世論に後押しされた軍が、どんな行動に出るか。

戦前の日本を考えてみたら簡単です。

世論の後押しで発言力を強めた軍は、次第に中央政府より発言力が強くなり暴走するでしょう。

またアジアで悲劇が繰り返される事になります。

中国政府はなんとか軍の暴走を止めようと努力しますが、世論に後押しされた軍が、大人しく中央政府の言う事を聞くとは思えません。

このままだと間違いなく紛争に発展するでしょう。


中国政府が世論や軍を押さえられるなら紛争には発展せずに済むんでしょうけど、今更「嘘ついてました」なんて言えないので、世論を抑えることは不可能でしょう。

また、正直に「尖閣諸島は日本領です」なんて発表したら、中国の大衆は暴徒と化して政府や共産党を攻撃するでしょう。中国共産党は解体され軍閥が中国を治める事になれば、今よりも危険な国家になるでしょうね。

世界最大級の軍事力を誇る軍国主義国家が誕生する事になります。

尖閣諸島の問題は、日中関係だけに収まらず、世界中を巻き込む大戦争に発展する危険性を孕んでいます。

この問題をどう解決するか?中国政府の手腕に掛かっているわけですが、すでに中国政府は統治能力を失っている可能性が高く、世論と軍に押し切られてしまいそうなので、私は非常に危険な状況だと考えています。

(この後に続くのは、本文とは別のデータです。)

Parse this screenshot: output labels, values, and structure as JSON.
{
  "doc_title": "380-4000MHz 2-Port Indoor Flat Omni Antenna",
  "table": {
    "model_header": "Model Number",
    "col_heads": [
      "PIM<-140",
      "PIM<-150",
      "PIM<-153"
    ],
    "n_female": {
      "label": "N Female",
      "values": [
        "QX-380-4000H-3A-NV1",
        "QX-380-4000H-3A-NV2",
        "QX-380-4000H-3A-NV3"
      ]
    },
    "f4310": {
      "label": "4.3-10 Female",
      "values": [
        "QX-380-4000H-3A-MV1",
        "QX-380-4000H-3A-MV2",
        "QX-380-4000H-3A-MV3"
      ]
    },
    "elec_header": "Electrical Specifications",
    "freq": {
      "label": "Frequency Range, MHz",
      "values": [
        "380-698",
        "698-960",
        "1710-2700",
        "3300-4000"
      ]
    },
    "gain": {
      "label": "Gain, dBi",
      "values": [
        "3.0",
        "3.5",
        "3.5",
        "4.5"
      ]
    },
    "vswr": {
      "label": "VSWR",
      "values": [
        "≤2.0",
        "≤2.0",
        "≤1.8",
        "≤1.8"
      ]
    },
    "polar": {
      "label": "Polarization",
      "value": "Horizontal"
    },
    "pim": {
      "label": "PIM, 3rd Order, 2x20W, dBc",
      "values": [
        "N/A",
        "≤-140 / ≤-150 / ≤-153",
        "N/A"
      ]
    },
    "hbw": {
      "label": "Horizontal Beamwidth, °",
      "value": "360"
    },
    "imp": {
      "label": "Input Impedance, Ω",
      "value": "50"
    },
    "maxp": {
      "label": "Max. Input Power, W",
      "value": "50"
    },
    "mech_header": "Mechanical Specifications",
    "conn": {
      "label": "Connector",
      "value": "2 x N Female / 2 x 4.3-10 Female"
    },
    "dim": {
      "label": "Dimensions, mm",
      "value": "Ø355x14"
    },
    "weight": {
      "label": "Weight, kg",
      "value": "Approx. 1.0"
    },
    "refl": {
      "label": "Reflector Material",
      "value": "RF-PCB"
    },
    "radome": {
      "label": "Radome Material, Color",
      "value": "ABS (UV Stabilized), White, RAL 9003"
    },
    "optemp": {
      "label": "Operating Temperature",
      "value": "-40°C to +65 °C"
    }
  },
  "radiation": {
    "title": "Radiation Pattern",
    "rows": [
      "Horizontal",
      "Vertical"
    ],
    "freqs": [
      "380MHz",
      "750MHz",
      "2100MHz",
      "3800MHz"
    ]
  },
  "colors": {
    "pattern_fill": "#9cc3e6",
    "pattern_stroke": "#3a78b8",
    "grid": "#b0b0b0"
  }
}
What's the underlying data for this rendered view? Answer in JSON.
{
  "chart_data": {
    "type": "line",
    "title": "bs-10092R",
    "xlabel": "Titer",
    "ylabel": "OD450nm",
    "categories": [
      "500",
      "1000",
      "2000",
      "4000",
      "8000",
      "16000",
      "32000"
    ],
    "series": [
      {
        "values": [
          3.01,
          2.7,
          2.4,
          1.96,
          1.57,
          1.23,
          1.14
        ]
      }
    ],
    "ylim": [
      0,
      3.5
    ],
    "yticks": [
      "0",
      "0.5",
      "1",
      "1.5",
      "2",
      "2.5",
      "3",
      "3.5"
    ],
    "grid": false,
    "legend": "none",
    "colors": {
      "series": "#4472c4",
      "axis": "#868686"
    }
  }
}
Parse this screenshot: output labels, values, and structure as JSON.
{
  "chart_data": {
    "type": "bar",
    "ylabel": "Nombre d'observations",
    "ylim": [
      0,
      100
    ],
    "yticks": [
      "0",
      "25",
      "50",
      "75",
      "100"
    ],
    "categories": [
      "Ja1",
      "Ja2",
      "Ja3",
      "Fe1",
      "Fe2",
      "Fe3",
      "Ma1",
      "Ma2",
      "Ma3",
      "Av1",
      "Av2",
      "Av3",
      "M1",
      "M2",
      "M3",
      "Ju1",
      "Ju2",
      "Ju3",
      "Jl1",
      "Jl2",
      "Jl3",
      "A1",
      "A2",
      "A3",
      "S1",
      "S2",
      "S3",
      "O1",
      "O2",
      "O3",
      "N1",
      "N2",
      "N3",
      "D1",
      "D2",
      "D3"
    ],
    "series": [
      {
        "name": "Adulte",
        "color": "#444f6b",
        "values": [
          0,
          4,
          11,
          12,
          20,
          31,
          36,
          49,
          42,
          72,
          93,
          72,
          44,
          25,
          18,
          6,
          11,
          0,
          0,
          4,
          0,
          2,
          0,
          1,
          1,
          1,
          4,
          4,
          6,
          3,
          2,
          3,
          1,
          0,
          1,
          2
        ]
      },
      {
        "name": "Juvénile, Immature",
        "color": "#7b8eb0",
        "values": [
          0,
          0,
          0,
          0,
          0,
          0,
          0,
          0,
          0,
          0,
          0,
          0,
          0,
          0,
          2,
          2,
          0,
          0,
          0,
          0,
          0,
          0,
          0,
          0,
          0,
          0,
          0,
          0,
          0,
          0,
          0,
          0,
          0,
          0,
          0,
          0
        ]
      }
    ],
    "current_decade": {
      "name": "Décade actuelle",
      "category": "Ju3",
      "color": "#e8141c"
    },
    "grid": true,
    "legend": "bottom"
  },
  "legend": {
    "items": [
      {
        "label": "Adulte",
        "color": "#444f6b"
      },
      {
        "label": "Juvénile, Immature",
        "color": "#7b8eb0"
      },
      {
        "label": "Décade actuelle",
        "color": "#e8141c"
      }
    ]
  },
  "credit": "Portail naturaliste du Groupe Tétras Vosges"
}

しかし、この問題は中国政府の嘘と中国の世論の問題なので、わが国がどうこう出来る問題ではありません。

唯一の救いといえば、中国の人たちは欧米や日本に留学して、グローバルな視野を持っている人たちも多いです。彼らが上手く中国の人たちを導いてくれるかも知れません。

ただし、紛争に発展する可能性は高いので、今後の動向に注目しておく必要があるでしょう。

また、中国にいる日本人は、早急に日本に帰国したほうがいいと思います。